Though Helen is  married and an experienced woman, she never hears such admiring comments, thus, she is easily tempted by that man's sweet words. For the first time, someone, concerned with her feelings, asks her “You like me — don’t you, kid?”(44). Accordingly, she goes with him to his apartment  and she feels happy and free. For a moment, frees from submission to the duties of life, she gives herself without any opposition. A part of his devilish purpose,  this man gives her a lily in a pot of pebbles and this will be undeniable evidence which indicates her crime. The only time the young woman experiences a sense of freedom in Machinal is during her gathering with that strange man. Though written in 1928, Machinal is still relevant to be exhibited in present time. No doubt, a young woman is viewed as an individual who seeks independence and freedom in a male-dominated society. She is so repressed by the mechanized lives of the people that frame the world of this play in which she is driven to unsafe action. This play marvelously attributes a woman's decline into a troubled psychology to her subjugation and powerlessness. To create a sense of suspense, Treadwell suddenly shifts from the moments of the Young Woman's happiness to the courtroom episode. Neither the spectator nor the reader is told about how the act of killing her husband is achieved. The major event of each episode in the life of the Young Woman happens offstage. For instance, the proposal, the achievement of marriage, the birth of daughter and the murder of her husband are not shown. Indeed, The  scenes on stage reflect the troubled consciousness of Helen especially while she is cross-examined about her husband’s death.

As Helen goes to execution, she begs for more time to know her own daughter and to teach her about life: "Wait! Mother, my child; my little strange child! I never knew her! She'll never know me! Let her live, Mother, Let her live! Live ! Tell her-"(81). Simultaneously, she refuses to submit even to the barbers who must forcibly shave patches of her hair to place electrodes. Her last words “Somebody! Somebody”(83) leave the audience wondering whether  the words are  a cry of self-pity or a cry for someone to teach her child. Her desire for freedom is a failure which only leads to her tragic end. Helen dies as she has lived; isolated, but her cry for somebody and her dying wish for somebody to tell her own daughter to live and enjoy life, speak to a generation of younger women who have the potential to free themselves and perhaps their society.
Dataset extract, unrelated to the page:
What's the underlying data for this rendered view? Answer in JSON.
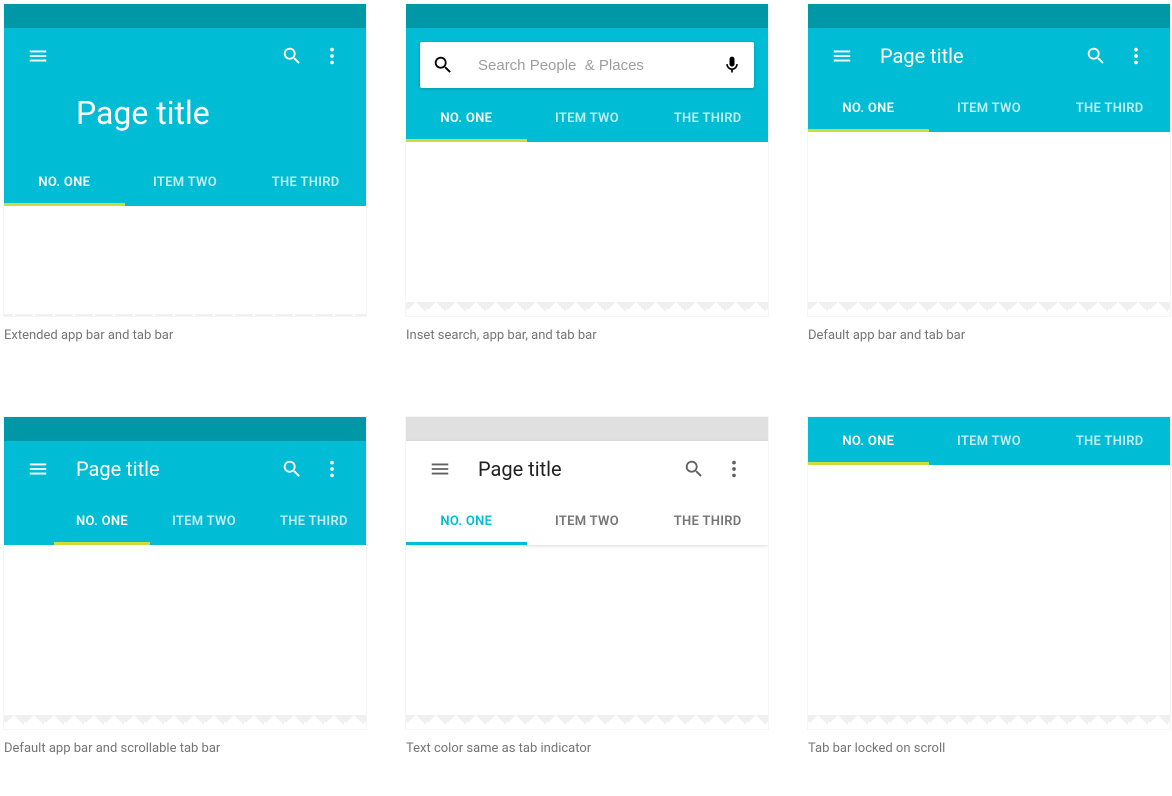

The viewers look at Helen  as an individual struggling for rebirth to force herself as an independent woman  despite her tremendous mistakes. It is an individual who has been suppressed, oppressed, and subjugated by a patronizing, patriarchal society. The economic hardships accompanied by social problems have the deadly impact on any individual's psychology. Consequently, the literary writings which   dominated that era overvalued the female characters to present them as pivotal figures. It seems that Helen's personality is one of the voices that strongly wants to express her feminine protest against the oppressive society.

To conclude, Machinal stands for early modern women protest against patriarchal dominance. This is justly considered as one of the most delightful and informative of Treadwell’s plays. The time is an opportunity of women's rights and their revolt to achieve liberation and independence ,realizing that the pressure to be successful becomes crushing in an era whereby hard work no longer guarantees any reward. Eventually, Treadwell's play reflects the climatic situation of a woman in a time which is greatly affected by unemployment, low production, and poverty that collectively create a disordered psychology.  Necessarily to realize that through the events of the play, the personality of a successful woman must be fortified by sufficient education, culture, and intelligence in order  not to fall as an easy prey in a ruthless society. The only cure for the sickly in the mind is reality. Something real has to be felt or experienced. Life that is over-delicate and remote through something unstable in the mind is not life but decline and decay.